Eric Roth,
with Eileen McNamara,
The Parting Glass:
A Toast to the
Traditional Pubs of Ireland

(Stewart, Tabori & Chang, 2006)

I haven't spent enough of my life in Irish pubs.

I don't mean Irish pubs in America, particularly not the chains that produce cookie-cutter establishments or the folks who try to capitalize on an Irish name without a clue what an Irish pub is really like. ("What Irish beers do you have?" I once asked a waitress at a local "Irish" pub, O'Halloran's. "What's an Irish beer?" she replied? "We have Coors, Bud, Miller Lite...." The closest she could find was Killian's Red, a faux amber made by Coors. Sigh.)

And I don't mean pubs in Ireland that have been built or remodeled to cater more to tourists than to locals. When I'm in Ireland -- I've visited seven or eight times so far, which isn't nearly enough -- I try to avoid the trendy and stick to the timeless joints where the local people go, where you're still likely to find a session in the corner, where the food is simple but hearty, and where the Guinness is pulled with pride.

Eric Roth, a Boston-based photographer, pays tribute to the "real" Irish pubs of Ireland in The Parting Glass. Of course, there are thousands upon thousands of pubs to choose from, and the book had limited space, so after exhaustive research (read: going to lots of pubs) he picked 43 representative establishments to capture on film . Eileen McNamara, a Pulitzer Prize-winning Boston Globe columnist, went along for the trip and provided the text to support Roth's images.

Of course, I have my own favorite spots: Gus O'Connor's in Doolin, County Clare; the second floor of Oliver St. John Gogarty's in Temple Bar, Dublin; Tig Coili in Galway; Furey's Sheela Na Gig in Sligo -- the list goes on, and sadly, they're not included here. And yet, of the 43 pictured here, I've been to only a handful, and they ALL look a delight!

The book includes numerous large, colorful photos of pub facades and pub interiors. Too, you'll find distinctive pub signs and unique pub decor. Better yet, you'll see people manning taps and hoisting pints, who make up Ireland's traditional pub scene as much as the Guinness-stained tables, peat fires, live music and pleasant conversation.

There are city pubs and country pubs, ornate pubs and plain, crowded and empty. There is, after all, quite a lot of diversity among Ireland's pubs, although there is an invisible thread connecting them all.

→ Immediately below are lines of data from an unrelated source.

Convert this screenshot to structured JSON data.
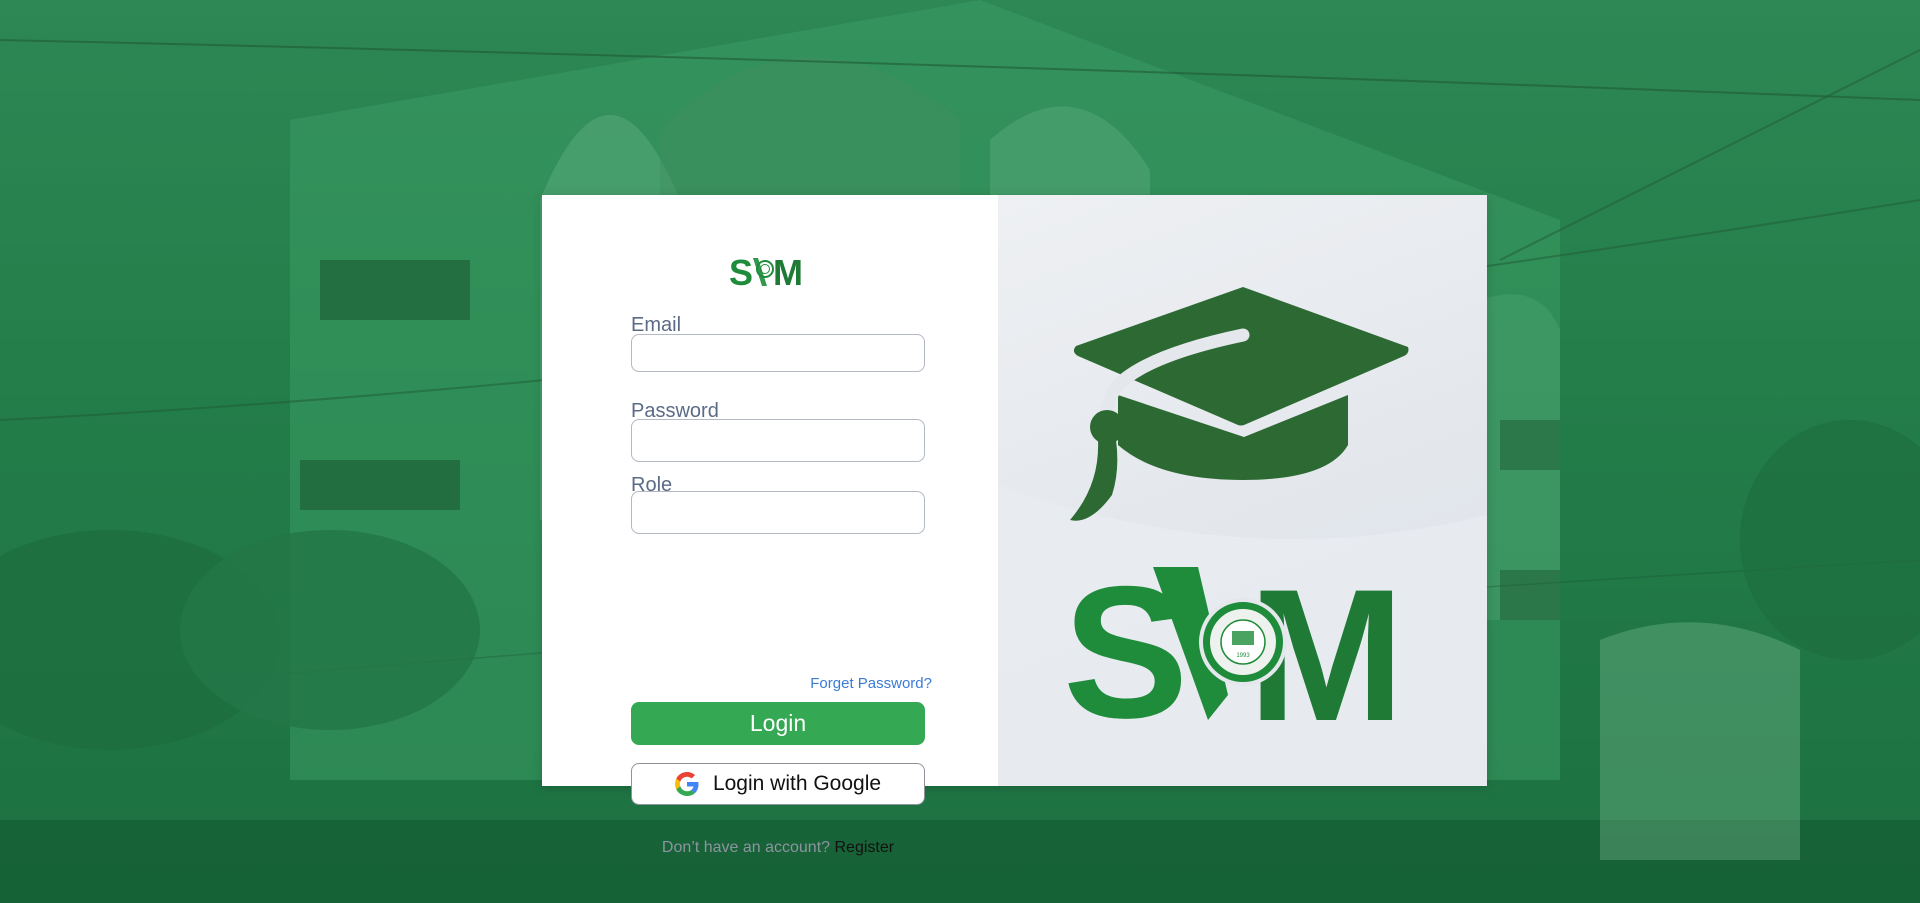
{
  "brand": {
    "name": "SVM",
    "seal_text": "ST. VINCENT MONTESSORI",
    "seal_year": "1993",
    "primary_color": "#1e8c3a",
    "dark_green": "#2d6a33"
  },
  "login_form": {
    "email_label": "Email",
    "email_value": "",
    "password_label": "Password",
    "password_value": "",
    "role_label": "Role",
    "role_value": "",
    "forgot_password": "Forget Password?",
    "login_button": "Login",
    "google_button": "Login with Google",
    "no_account_text": "Don’t have an account?",
    "register_link": "Register"
  },
  "colors": {
    "login_button": "#34a853",
    "link": "#3a7bd5",
    "label": "#5b6b86"
  },
  "icons": {
    "google": "google-icon",
    "graduation_cap": "graduation-cap-icon"
  }
}
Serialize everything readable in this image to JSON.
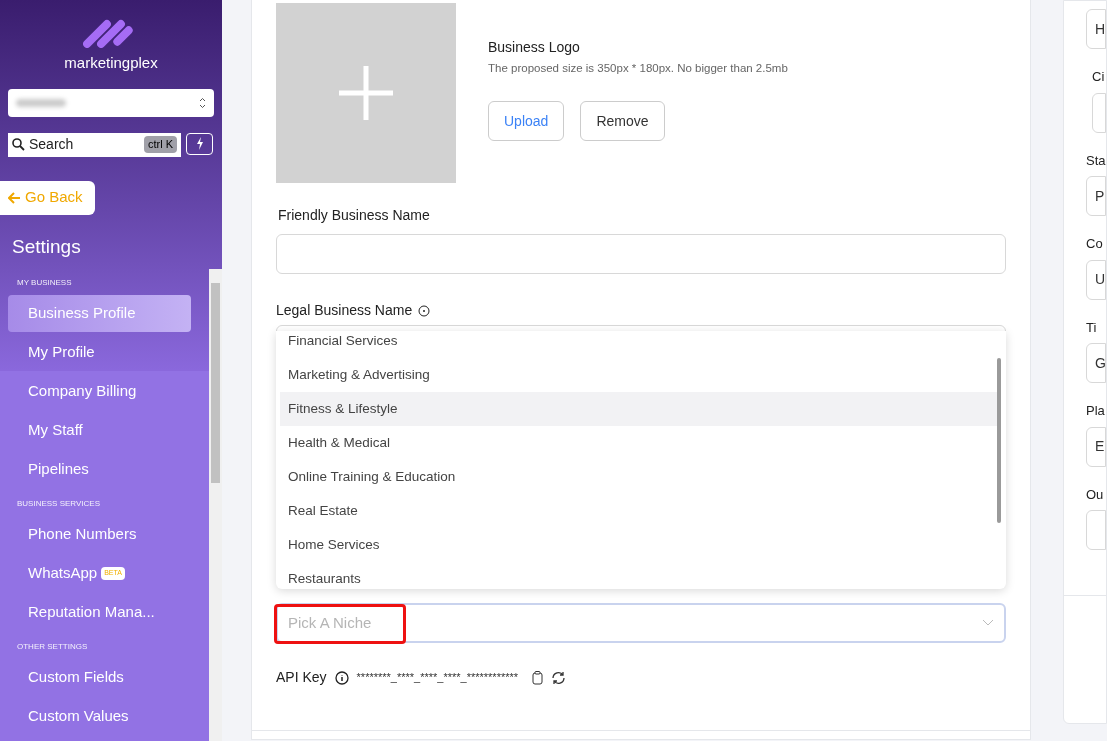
{
  "sidebar": {
    "brand": "marketingplex",
    "search": {
      "placeholder": "Search",
      "shortcut": "ctrl K"
    },
    "back_button": "Go Back",
    "title": "Settings",
    "sections": [
      {
        "heading": "MY BUSINESS",
        "items": [
          {
            "label": "Business Profile",
            "selected": true
          },
          {
            "label": "My Profile",
            "selected": false
          },
          {
            "label": "Company Billing",
            "selected": false
          },
          {
            "label": "My Staff",
            "selected": false
          },
          {
            "label": "Pipelines",
            "selected": false
          }
        ]
      },
      {
        "heading": "BUSINESS SERVICES",
        "items": [
          {
            "label": "Phone Numbers",
            "selected": false
          },
          {
            "label": "WhatsApp",
            "badge": "BETA",
            "selected": false
          },
          {
            "label": "Reputation Mana...",
            "selected": false
          }
        ]
      },
      {
        "heading": "OTHER SETTINGS",
        "items": [
          {
            "label": "Custom Fields",
            "selected": false
          },
          {
            "label": "Custom Values",
            "selected": false
          }
        ]
      }
    ]
  },
  "logo_upload": {
    "title": "Business Logo",
    "hint": "The proposed size is 350px * 180px. No bigger than 2.5mb",
    "buttons": [
      "Upload",
      "Remove"
    ]
  },
  "friendly_name": {
    "label": "Friendly Business Name"
  },
  "legal_name": {
    "label": "Legal Business Name"
  },
  "niche_dropdown": {
    "options": [
      {
        "label": "Financial Services",
        "selected": false
      },
      {
        "label": "Marketing & Advertising",
        "selected": false
      },
      {
        "label": "Fitness & Lifestyle",
        "selected": true
      },
      {
        "label": "Health & Medical",
        "selected": false
      },
      {
        "label": "Online Training & Education",
        "selected": false
      },
      {
        "label": "Real Estate",
        "selected": false
      },
      {
        "label": "Home Services",
        "selected": false
      },
      {
        "label": "Restaurants",
        "selected": false
      }
    ]
  },
  "niche_select": {
    "placeholder": "Pick A Niche",
    "highlighted": true
  },
  "api_key": {
    "label": "API Key",
    "value": "********_****_****_****_************"
  },
  "right_panel": {
    "fields": [
      {
        "value": "H"
      },
      {
        "label": "Ci"
      },
      {
        "label": "Sta",
        "value": "P"
      },
      {
        "label": "Co",
        "value": "U"
      },
      {
        "label": "Ti",
        "value": "G"
      },
      {
        "label": "Pla",
        "value": "E"
      },
      {
        "label": "Ou"
      }
    ]
  }
}
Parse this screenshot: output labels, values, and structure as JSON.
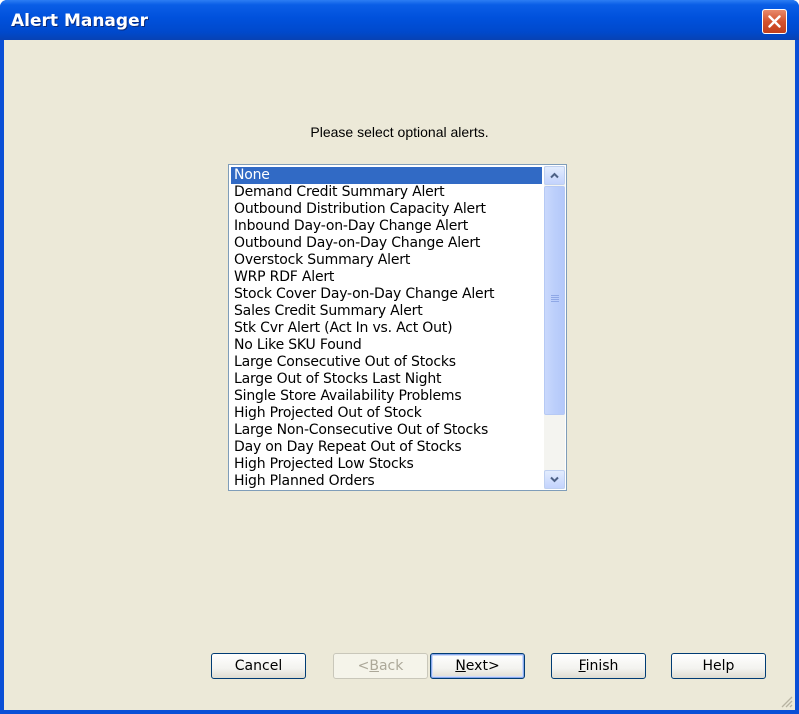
{
  "window": {
    "title": "Alert Manager"
  },
  "prompt": "Please select optional alerts.",
  "alerts": [
    "None",
    "Demand Credit Summary Alert",
    "Outbound Distribution Capacity Alert",
    "Inbound Day-on-Day Change Alert",
    "Outbound Day-on-Day Change Alert",
    "Overstock Summary Alert",
    "WRP RDF Alert",
    "Stock Cover Day-on-Day Change Alert",
    "Sales Credit Summary Alert",
    "Stk Cvr Alert (Act In vs. Act Out)",
    "No Like SKU Found",
    "Large Consecutive Out of Stocks",
    "Large Out of Stocks Last Night",
    "Single Store Availability Problems",
    "High Projected Out of Stock",
    "Large Non-Consecutive Out of Stocks",
    "Day on Day Repeat Out of Stocks",
    "High Projected Low Stocks",
    "High Planned Orders"
  ],
  "selected_alert": "None",
  "buttons": {
    "cancel": "Cancel",
    "back_mnemonic": "B",
    "back_pre": "<",
    "back_post": "ack",
    "next_mnemonic": "N",
    "next_post": "ext>",
    "finish_mnemonic": "F",
    "finish_post": "inish",
    "help": "Help"
  },
  "colors": {
    "selection": "#316ac5",
    "dialog_bg": "#ece9d8",
    "titlebar": "#0051dc",
    "close_button": "#d4532e"
  },
  "icons": {
    "close": "close-icon",
    "scroll_up": "arrow-up-icon",
    "scroll_down": "arrow-down-icon",
    "resize": "resize-grip-icon"
  }
}
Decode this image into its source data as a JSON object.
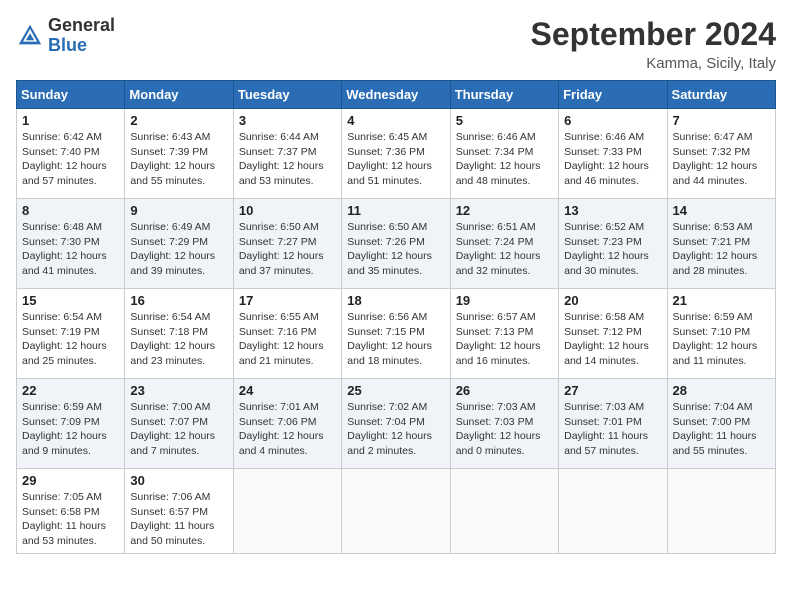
{
  "header": {
    "logo_general": "General",
    "logo_blue": "Blue",
    "month_title": "September 2024",
    "location": "Kamma, Sicily, Italy"
  },
  "days_of_week": [
    "Sunday",
    "Monday",
    "Tuesday",
    "Wednesday",
    "Thursday",
    "Friday",
    "Saturday"
  ],
  "weeks": [
    [
      {
        "day": "1",
        "sunrise": "6:42 AM",
        "sunset": "7:40 PM",
        "daylight": "12 hours and 57 minutes."
      },
      {
        "day": "2",
        "sunrise": "6:43 AM",
        "sunset": "7:39 PM",
        "daylight": "12 hours and 55 minutes."
      },
      {
        "day": "3",
        "sunrise": "6:44 AM",
        "sunset": "7:37 PM",
        "daylight": "12 hours and 53 minutes."
      },
      {
        "day": "4",
        "sunrise": "6:45 AM",
        "sunset": "7:36 PM",
        "daylight": "12 hours and 51 minutes."
      },
      {
        "day": "5",
        "sunrise": "6:46 AM",
        "sunset": "7:34 PM",
        "daylight": "12 hours and 48 minutes."
      },
      {
        "day": "6",
        "sunrise": "6:46 AM",
        "sunset": "7:33 PM",
        "daylight": "12 hours and 46 minutes."
      },
      {
        "day": "7",
        "sunrise": "6:47 AM",
        "sunset": "7:32 PM",
        "daylight": "12 hours and 44 minutes."
      }
    ],
    [
      {
        "day": "8",
        "sunrise": "6:48 AM",
        "sunset": "7:30 PM",
        "daylight": "12 hours and 41 minutes."
      },
      {
        "day": "9",
        "sunrise": "6:49 AM",
        "sunset": "7:29 PM",
        "daylight": "12 hours and 39 minutes."
      },
      {
        "day": "10",
        "sunrise": "6:50 AM",
        "sunset": "7:27 PM",
        "daylight": "12 hours and 37 minutes."
      },
      {
        "day": "11",
        "sunrise": "6:50 AM",
        "sunset": "7:26 PM",
        "daylight": "12 hours and 35 minutes."
      },
      {
        "day": "12",
        "sunrise": "6:51 AM",
        "sunset": "7:24 PM",
        "daylight": "12 hours and 32 minutes."
      },
      {
        "day": "13",
        "sunrise": "6:52 AM",
        "sunset": "7:23 PM",
        "daylight": "12 hours and 30 minutes."
      },
      {
        "day": "14",
        "sunrise": "6:53 AM",
        "sunset": "7:21 PM",
        "daylight": "12 hours and 28 minutes."
      }
    ],
    [
      {
        "day": "15",
        "sunrise": "6:54 AM",
        "sunset": "7:19 PM",
        "daylight": "12 hours and 25 minutes."
      },
      {
        "day": "16",
        "sunrise": "6:54 AM",
        "sunset": "7:18 PM",
        "daylight": "12 hours and 23 minutes."
      },
      {
        "day": "17",
        "sunrise": "6:55 AM",
        "sunset": "7:16 PM",
        "daylight": "12 hours and 21 minutes."
      },
      {
        "day": "18",
        "sunrise": "6:56 AM",
        "sunset": "7:15 PM",
        "daylight": "12 hours and 18 minutes."
      },
      {
        "day": "19",
        "sunrise": "6:57 AM",
        "sunset": "7:13 PM",
        "daylight": "12 hours and 16 minutes."
      },
      {
        "day": "20",
        "sunrise": "6:58 AM",
        "sunset": "7:12 PM",
        "daylight": "12 hours and 14 minutes."
      },
      {
        "day": "21",
        "sunrise": "6:59 AM",
        "sunset": "7:10 PM",
        "daylight": "12 hours and 11 minutes."
      }
    ],
    [
      {
        "day": "22",
        "sunrise": "6:59 AM",
        "sunset": "7:09 PM",
        "daylight": "12 hours and 9 minutes."
      },
      {
        "day": "23",
        "sunrise": "7:00 AM",
        "sunset": "7:07 PM",
        "daylight": "12 hours and 7 minutes."
      },
      {
        "day": "24",
        "sunrise": "7:01 AM",
        "sunset": "7:06 PM",
        "daylight": "12 hours and 4 minutes."
      },
      {
        "day": "25",
        "sunrise": "7:02 AM",
        "sunset": "7:04 PM",
        "daylight": "12 hours and 2 minutes."
      },
      {
        "day": "26",
        "sunrise": "7:03 AM",
        "sunset": "7:03 PM",
        "daylight": "12 hours and 0 minutes."
      },
      {
        "day": "27",
        "sunrise": "7:03 AM",
        "sunset": "7:01 PM",
        "daylight": "11 hours and 57 minutes."
      },
      {
        "day": "28",
        "sunrise": "7:04 AM",
        "sunset": "7:00 PM",
        "daylight": "11 hours and 55 minutes."
      }
    ],
    [
      {
        "day": "29",
        "sunrise": "7:05 AM",
        "sunset": "6:58 PM",
        "daylight": "11 hours and 53 minutes."
      },
      {
        "day": "30",
        "sunrise": "7:06 AM",
        "sunset": "6:57 PM",
        "daylight": "11 hours and 50 minutes."
      },
      null,
      null,
      null,
      null,
      null
    ]
  ]
}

Roth's photos are gorgeous, rich in color, detail and personality. McNamara's narrative is equally colorful, historically informative and evocative of the pub experience. Combined, they create a desire to dive through the pages, take a seat and order a pint. This volume is as satisfying as a deep draught of the black -- although I wouldn't say no to having both book and beer together.